Lorsque je débouchai derrière
l'angle d'un porche, je m'aperçus
d'étranges entrelacs de
fils suspendus à mes doigts.
Devant moi, au bout de l'allée,
se tenait un poste téléphonique
surplombé d'un écran
géant. Entravé par
un poids inconnu, je me dirigeai
lentement vers le téléphone
à coté duquel m'attendait
les deux fillettes d'un regard
impassible. Sortant la carte matricule,
je décrochai et composai
le numéro. Presque aussitôt
après, l'écran au
dessus de nos têtes s'illumina
sur un gigantesque il noir
et j'entendis des sirènes
hurler sur les toits des bâtiments
nous environnant. L'une des fillettes
secoua la tête, tandis que
l'autre me poussa de ses doigts
mécaniques à la
peau dénuée.
Je chutais dans l'eau, sur la
berge une vielle femme utilisant
un porte-voix commandait à
des créatures humanoïdes
aux membres en formes d'outils.
Je chutais dans l'eau, et je vis
flotter au dessus de moi dévirant
dans le courant une chemise de
nuit blanche de neige cathodique.
Je chutais dans l'eau, le corps
plombé, incapable de remuer,
sans la possibilité d'un
cri, je m'enfonçais sous
la rétine de l'obscurité.
Quelque chose à la limite
périphérique de
ma vision se saisit de moi, et
me remonta à travers le
brouillard qui défilait
au loin. Je me réveillai
à l'arrière de cette
automobile noire lancée
dans la brume surplombant l'horizon
incertain, où, à
travers un reflet de la vitre
dans l'aube, j'aperçus
une forme assise à coté
de moi sur la banquette arrière.
03.04.2006
Lorsque
la mère de la nuit commençait
à étendre ses bras,
sur le rivage, ses enfants impies
reprirent leur voyage las. Dans
le crépuscule ils brûlèrent
leurs vaisseaux pour ne plus retourner,
puis se détournèrent
des dernières lueurs vers
les voiles ténébreuses
des terres inexplorées.
La douloureuse lumière
de l'aube heurtait son pale visage
et ses yeux fatigués se
relèvent sur la dernière
page. Sa conscience insomniaque
suspendue au dessus de la cité,
dans le gouffre de la contemplation,
la jeune fille sentait juste avant
de sombrer son corps heurter le
sol de sa prison.
23.04.2006
Du
haut de ce beffroi je goûtais
l'absolu vertige de cette solitude
dont les tours plongeaient leurs
mornes têtes dans le brouillard.
Sur le chemin de ronde je voyais
se découper, courbés,
les pesants jumeaux de la volonté
faisant résonner l'écho
d'acier leur lente démarche
rouillée sur la plaine
en contrebas. Je me tenais là,
penché, les mains posées
sur la pierre de cette tortueuse
structure inachevée et
sans éclats, précipitant
ses lignes anguleuse sur le ciel
inconnu et masqué, jetée
à bas par dessus cette
étrange vallée où
personne jamais n'ira. Je fermais
les yeux et j'entendais vibrer
du tréfonds de quelques
chambres emmurées d'éternité
les vagues soupirs que faisait
la jeune fille endormie, la tête
posée sur les dernières
pages d'un livre.
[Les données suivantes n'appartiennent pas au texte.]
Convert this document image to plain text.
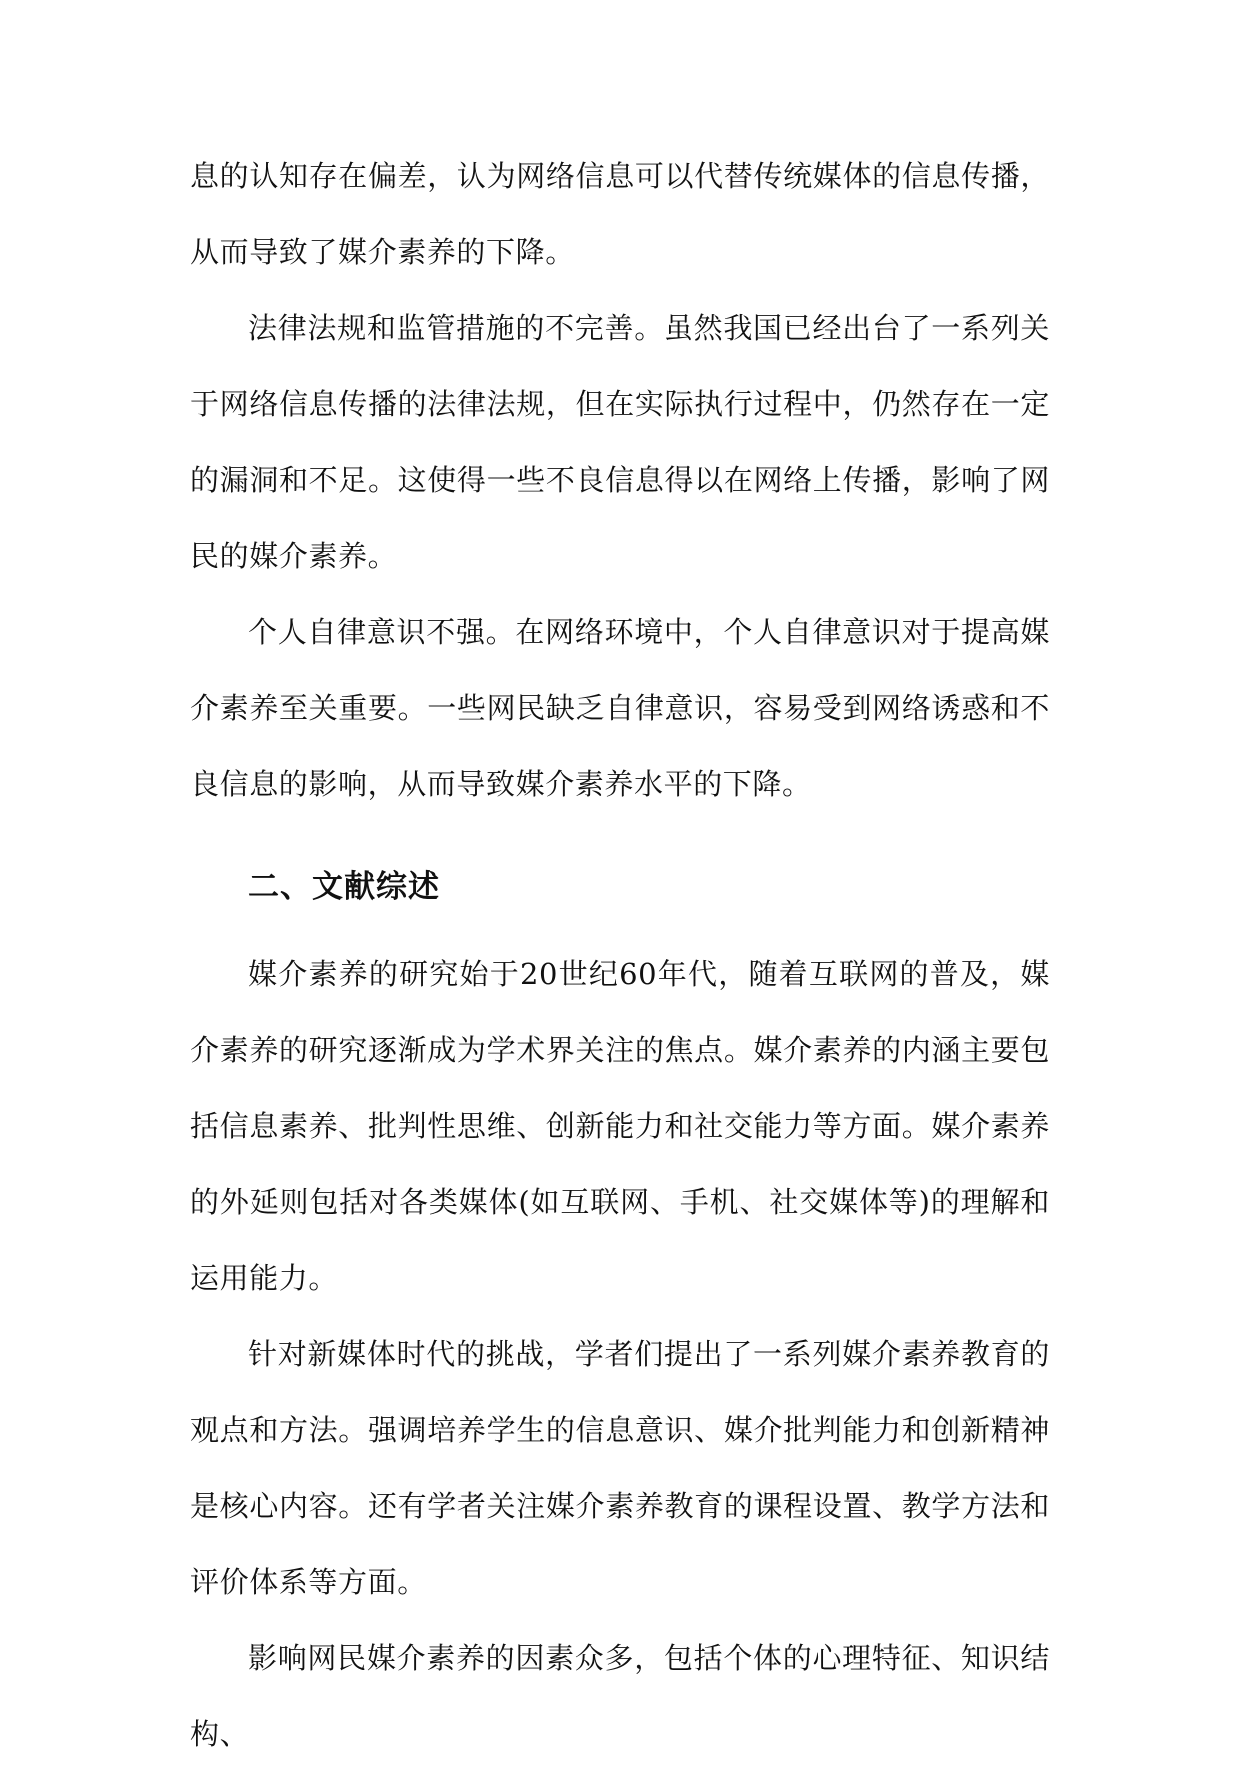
息的认知存在偏差，认为网络信息可以代替传统媒体的信息传播，从而导致了媒介素养的下降。

法律法规和监管措施的不完善。虽然我国已经出台了一系列关于网络信息传播的法律法规，但在实际执行过程中，仍然存在一定的漏洞和不足。这使得一些不良信息得以在网络上传播，影响了网民的媒介素养。

个人自律意识不强。在网络环境中，个人自律意识对于提高媒介素养至关重要。一些网民缺乏自律意识，容易受到网络诱惑和不良信息的影响，从而导致媒介素养水平的下降。

二、文献综述

媒介素养的研究始于20世纪60年代，随着互联网的普及，媒介素养的研究逐渐成为学术界关注的焦点。媒介素养的内涵主要包括信息素养、批判性思维、创新能力和社交能力等方面。媒介素养的外延则包括对各类媒体(如互联网、手机、社交媒体等)的理解和运用能力。

针对新媒体时代的挑战，学者们提出了一系列媒介素养教育的观点和方法。强调培养学生的信息意识、媒介批判能力和创新精神是核心内容。还有学者关注媒介素养教育的课程设置、教学方法和评价体系等方面。

影响网民媒介素养的因素众多，包括个体的心理特征、知识结构、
J'attendais
que l'étreinte de ses rêves
déchire la trame de cet
univers las... .
05.05.2006
Ici,
les enfants naissaient dans les
tombeaux, accouchés dans
des cryptes, un cercueil pour
berceau. Ils émergeaient
livides, hors des caveaux, et,
plongeaient en procession dans
la mer des litanies murmurées
pour se blottir, tremblotant,
dans le sein de la nef à
la coupole renversée. L'acre
fumée des bougies livides
tombait sur leurs yeux, frissonnant
ils grandissaient, écoutant
le grincement de la chapelle se
balancer sur les abysses des cieux
dans lesquels ils s'enfonçaient.
Puis, l'orgue déversa enfin
à rebours ses notes dernières,
faisant vibrer tout le désespoir
de la perdition en une prière,
juste avant que la coque brisée
ne laisse les âmes s'échapper,
emportées dans le maelström
des mémoires naufragées.
15.06.2006
Au
bout de la route, s'étendait
la cité devant toi ; grise
et uniforme sous un ciel lourd
et blafard. Alors que tu te rapprochais
des premiers bâtiments,
leurs ombres massives te renvoyaient
l'écho sourd de tes pas
entre ces murs atones. Tu marchais,
au travers de la ville dans les
rues comme prises de folie, qui,
sans logique montaient et descendaient,
prenant arbitrairement raccourcis
et détours pour arriver
aux mêmes endroits.
Les gens que tu croisais marchaient
courbés, frissonnants dans
leurs habits d'hôpitaux.
Surplombant les têtes flottaient
sereinement, ça et là,
des écrans diffusant aléatoirement
un entrelacs de symboles et chants.
Des hauts parleurs invisibles,
déversaient sur les toits
le flot analgésique de
mélodies dont les notes
étranges flottaient perpétuellement,
baignant les curs et les
têtes.
Parfois, crevant l'oppressante
quiétude, un passant au
tremblement fiévreux incontrôlable,
laissait échapper d'une
voix inhumaine quelques blasphèmes
dans une langue qu'aucun humain
n'avait jamais apprise. De temps
en temps, dans un crépitement
de lignes électriques,
des ombres ailées planaient
à tes pieds, mais rien
au dessus de toi pour le confirmer,
pas même la présence
d'un soleil.
On aurait dit que les cieux opaques
avaient désertés
leur royaume céleste pour
posséder la ville et ses
habitants, comme une mélodie
en gestation dans le corps et
les batiments dont on ressentait
les derniers symptômes de
quelques cancers divins. Etait-ce,
comme tu l'avais lu plus tard,
cette histoire de ce peuple maudit
qui vit un jour chuter leur dieu
à leurs pieds, et qui le
dévorant dans son agonie,
auraient à revivre à
jamais dans leurs chairs les mensonges
de leur maître déchût.
30.06.2006
Quelques
lumières oxydées
s'attardent au détour de
ce verre parfumé. Par dessus
les brumes de l'esprit grisé,
l'il subjugué se
perd de contempler à plaisir
l'opacité liquide, ivresse
des profondeurs sur lesquelles
passent en silence les navires
des souvenirs lointains. Alcool,
mémoire et oubli ; distille
en nos sens la naissance du vide,
évide l'essence des rêves
livides.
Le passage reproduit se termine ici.